1. “Major Bob” is actually a Colonel. And a Dr. So, he’s Dr. Bob. Born in St. Ann, Missouri, Bob grew up in Maryland Heights. He earned his Bachelor of Science degrees in Mechanical Engineering and Physics from Washington University in St. Louis, according to his NASA bio. He earned his Master of Science degree in Mechanical Engineering at Caltech and completed his Ph.D. in the subject in 1997. In between his undergrad and graduate careers, Bob was an Air Force ROTC student. He was assigned to enter Air Force active duty after grad school, working as a technical manager and developmental engineer, before attending the U.S. Air Force Test Pilot School. As a test pilot, he flew the F-22, F-15, and F16 aircraft. This proved he had the right stuff, and he was selected as an astronaut candidate by NASA in 2000.

2. Bob has been to space before. Bob and Doug’s experience is going to be essential for this flight, and both pilots have already crossed the threshold into the great unknown. In fact, Bob has been to space twice before. He was part of the 2008 STS-12 mission that delivered supplies to the International Space Station. Bob was also on the STS-130 mission to the ISS. On both trips, he took part in three spacewalks.  


3. He has a lot in common with his co-pilot. Both Bob and Dough are former military pilots who reached the rank of colonel (Doug used to fly for the Marine Corps.) Both of them were accepted into NASA in 2000 on their first try. Both have been to space before this trip, and both are fathers to a young boy. These similarities — and their friendship — has helped out in this mission.

“One of the things that’s really helpful for us as a crew is the long relationship that Doug and I have had,” Bob said earlier in May, according to The New York Times. “We’re kind of at the point in our experience — whether it’s flying in the T-38 or executing in a SpaceX simulation or approaching and docking to the International Space Station — where we, in addition to finishing each other’s sentences, we can predict, you know, almost by body language, what the person’s opinion is or what they’re going to do, what their next action is going to be.”
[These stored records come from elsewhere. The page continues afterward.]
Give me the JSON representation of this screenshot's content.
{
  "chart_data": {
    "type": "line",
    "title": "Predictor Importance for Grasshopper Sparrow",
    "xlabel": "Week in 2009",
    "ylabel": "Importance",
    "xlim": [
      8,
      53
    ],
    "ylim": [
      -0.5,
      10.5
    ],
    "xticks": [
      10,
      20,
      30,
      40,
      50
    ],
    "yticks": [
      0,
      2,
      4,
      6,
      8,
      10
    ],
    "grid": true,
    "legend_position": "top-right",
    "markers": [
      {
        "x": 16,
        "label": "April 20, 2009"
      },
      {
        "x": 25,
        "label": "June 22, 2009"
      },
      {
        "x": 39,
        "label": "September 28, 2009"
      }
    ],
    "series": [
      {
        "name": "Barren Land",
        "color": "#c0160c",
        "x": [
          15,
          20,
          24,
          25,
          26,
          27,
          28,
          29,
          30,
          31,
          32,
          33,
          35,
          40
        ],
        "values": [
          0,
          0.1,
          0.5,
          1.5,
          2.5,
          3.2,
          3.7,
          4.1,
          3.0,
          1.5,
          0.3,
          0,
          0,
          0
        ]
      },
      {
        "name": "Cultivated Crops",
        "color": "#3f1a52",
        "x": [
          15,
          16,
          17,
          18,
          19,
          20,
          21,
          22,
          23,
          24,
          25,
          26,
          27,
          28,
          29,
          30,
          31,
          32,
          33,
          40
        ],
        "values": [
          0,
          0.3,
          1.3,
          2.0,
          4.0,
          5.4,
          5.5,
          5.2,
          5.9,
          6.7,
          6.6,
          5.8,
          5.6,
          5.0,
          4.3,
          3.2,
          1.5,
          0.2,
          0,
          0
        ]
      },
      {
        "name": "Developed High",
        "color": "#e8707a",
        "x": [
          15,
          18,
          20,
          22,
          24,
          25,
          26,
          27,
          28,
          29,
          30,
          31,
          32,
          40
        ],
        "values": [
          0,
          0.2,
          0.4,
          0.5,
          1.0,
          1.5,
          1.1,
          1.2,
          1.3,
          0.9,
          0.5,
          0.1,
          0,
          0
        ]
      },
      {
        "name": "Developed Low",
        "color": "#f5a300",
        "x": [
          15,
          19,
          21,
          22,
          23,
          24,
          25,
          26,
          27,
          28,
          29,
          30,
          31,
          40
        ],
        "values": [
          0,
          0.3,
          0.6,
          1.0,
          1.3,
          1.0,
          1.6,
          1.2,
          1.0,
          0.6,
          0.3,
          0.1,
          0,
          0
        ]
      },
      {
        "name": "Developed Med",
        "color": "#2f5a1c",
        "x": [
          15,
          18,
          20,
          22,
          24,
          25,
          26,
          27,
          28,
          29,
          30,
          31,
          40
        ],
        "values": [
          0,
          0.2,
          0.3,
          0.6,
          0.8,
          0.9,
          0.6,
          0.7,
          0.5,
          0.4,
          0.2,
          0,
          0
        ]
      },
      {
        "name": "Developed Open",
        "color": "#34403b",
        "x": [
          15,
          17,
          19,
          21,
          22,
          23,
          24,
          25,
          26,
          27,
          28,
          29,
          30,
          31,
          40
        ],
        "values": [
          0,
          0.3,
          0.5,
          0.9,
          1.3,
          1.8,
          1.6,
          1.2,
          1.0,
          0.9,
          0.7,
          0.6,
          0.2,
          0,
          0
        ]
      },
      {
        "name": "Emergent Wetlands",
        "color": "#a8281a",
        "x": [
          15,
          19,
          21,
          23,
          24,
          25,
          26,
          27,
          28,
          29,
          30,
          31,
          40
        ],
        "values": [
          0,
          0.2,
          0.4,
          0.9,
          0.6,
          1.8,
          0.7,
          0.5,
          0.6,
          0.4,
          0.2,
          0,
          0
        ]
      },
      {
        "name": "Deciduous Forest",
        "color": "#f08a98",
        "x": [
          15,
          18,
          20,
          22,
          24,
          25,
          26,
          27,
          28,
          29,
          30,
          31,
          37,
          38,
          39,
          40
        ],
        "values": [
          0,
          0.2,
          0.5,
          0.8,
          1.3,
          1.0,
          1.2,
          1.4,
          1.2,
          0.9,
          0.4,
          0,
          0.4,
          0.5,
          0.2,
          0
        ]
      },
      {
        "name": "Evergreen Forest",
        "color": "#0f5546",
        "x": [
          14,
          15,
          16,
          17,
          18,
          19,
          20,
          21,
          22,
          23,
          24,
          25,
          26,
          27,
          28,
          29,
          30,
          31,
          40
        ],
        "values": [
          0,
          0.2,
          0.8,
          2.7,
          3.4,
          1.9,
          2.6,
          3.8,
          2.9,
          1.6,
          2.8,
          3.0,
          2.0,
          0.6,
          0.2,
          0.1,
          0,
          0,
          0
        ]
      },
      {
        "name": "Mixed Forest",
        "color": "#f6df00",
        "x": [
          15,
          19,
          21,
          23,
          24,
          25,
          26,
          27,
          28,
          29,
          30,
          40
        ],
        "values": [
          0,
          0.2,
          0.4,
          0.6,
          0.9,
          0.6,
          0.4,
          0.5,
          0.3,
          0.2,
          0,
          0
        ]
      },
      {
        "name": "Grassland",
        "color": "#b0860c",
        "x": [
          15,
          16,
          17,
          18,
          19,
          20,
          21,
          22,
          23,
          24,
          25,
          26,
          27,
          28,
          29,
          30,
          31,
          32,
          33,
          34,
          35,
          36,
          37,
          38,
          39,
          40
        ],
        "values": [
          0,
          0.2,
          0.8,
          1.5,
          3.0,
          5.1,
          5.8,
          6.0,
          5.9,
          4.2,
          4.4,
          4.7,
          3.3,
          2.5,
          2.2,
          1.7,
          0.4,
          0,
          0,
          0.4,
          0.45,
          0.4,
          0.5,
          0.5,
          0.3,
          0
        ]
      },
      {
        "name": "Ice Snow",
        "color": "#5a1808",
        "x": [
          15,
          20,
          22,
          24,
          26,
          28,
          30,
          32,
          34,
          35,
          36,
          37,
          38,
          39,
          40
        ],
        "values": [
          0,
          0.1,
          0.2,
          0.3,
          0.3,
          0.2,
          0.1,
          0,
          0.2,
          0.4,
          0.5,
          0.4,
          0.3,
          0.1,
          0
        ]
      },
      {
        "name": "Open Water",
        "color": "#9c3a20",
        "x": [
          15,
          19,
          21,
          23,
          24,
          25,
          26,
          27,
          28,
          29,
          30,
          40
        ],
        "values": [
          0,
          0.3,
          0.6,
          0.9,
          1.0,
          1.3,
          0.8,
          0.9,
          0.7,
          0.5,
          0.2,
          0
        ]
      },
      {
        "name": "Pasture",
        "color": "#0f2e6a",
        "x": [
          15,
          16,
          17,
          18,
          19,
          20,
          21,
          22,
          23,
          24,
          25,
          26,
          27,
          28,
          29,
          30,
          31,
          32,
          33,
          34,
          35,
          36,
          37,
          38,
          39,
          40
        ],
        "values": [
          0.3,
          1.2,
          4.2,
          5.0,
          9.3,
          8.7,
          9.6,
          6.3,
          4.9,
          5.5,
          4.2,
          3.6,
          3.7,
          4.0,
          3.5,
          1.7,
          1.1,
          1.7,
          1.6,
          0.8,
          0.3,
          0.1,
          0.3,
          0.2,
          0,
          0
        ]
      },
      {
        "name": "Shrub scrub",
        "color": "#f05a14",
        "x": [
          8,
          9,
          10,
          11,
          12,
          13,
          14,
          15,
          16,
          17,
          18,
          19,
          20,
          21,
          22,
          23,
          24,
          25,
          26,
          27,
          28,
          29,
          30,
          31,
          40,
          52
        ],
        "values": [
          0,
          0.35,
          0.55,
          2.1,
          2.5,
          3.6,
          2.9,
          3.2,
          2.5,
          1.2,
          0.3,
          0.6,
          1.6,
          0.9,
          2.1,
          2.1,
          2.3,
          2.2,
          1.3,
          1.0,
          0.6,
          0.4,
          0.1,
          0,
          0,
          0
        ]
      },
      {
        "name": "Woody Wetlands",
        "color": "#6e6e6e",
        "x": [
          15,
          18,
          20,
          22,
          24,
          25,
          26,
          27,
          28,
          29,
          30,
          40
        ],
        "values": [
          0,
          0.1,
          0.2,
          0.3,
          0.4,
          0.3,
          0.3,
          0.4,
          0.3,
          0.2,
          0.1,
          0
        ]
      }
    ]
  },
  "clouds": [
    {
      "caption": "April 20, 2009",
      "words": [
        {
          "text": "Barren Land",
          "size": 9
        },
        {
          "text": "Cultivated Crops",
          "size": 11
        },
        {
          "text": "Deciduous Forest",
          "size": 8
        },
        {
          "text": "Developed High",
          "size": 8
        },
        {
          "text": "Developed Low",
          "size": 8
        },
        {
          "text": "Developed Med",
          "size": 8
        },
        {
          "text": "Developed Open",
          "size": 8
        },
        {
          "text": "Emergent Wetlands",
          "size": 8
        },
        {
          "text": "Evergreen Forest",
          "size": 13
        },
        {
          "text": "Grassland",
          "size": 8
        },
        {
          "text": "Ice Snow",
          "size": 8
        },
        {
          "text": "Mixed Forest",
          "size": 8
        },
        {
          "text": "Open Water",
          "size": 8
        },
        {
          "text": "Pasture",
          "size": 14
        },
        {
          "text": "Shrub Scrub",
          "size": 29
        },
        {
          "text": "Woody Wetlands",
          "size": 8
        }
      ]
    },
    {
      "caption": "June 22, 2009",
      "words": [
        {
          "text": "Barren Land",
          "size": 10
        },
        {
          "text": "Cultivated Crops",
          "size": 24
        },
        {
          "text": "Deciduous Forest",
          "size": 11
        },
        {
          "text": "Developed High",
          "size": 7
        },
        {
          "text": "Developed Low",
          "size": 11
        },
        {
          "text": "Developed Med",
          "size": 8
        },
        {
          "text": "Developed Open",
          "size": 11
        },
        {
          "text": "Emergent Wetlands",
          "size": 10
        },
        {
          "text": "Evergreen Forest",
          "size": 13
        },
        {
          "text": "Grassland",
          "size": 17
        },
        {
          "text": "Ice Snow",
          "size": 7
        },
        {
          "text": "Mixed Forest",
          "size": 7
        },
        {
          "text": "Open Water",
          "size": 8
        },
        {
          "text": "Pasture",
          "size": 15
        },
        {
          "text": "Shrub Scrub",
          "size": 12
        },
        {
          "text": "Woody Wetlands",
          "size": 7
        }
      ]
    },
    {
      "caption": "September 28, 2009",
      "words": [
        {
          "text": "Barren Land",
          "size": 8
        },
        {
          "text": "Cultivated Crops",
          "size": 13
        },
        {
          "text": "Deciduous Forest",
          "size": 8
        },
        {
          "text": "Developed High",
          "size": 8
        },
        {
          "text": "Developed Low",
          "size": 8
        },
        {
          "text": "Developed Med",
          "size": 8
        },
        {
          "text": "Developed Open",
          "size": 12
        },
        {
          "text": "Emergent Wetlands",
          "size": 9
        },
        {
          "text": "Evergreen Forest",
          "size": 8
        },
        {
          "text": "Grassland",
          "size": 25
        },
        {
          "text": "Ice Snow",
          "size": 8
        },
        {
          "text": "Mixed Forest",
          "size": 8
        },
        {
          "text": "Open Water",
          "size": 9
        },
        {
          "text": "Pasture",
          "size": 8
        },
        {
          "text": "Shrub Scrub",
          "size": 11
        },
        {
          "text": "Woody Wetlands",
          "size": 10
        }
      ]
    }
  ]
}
4. He saw the stars in his wife’s eyes. Bob is married to K. Megan McArthur, a NASA astronaut, and oceanography. She also joined NASA in 2000. She was a member of the STS-125 mission to service the Hubble Space Telescope. She and Bob married in 2009, and they have a six-year-old son named Theo.

5. He might up in space for a long, time — sorta. If all goes as planned, Bob and Doug will fly 19-hours to the International Space Station. They’ll attempt a docking around 11:39 AM on Thursday (May 28) and join the onboard crew Chris Cassidy, Anatoli Ivanishin, and Ivan Vagner. After that, Bob and Doug will spend one to four months on the station, helping out with operations, before returning to Earth, with a splashdown in the Atlantic Ocean.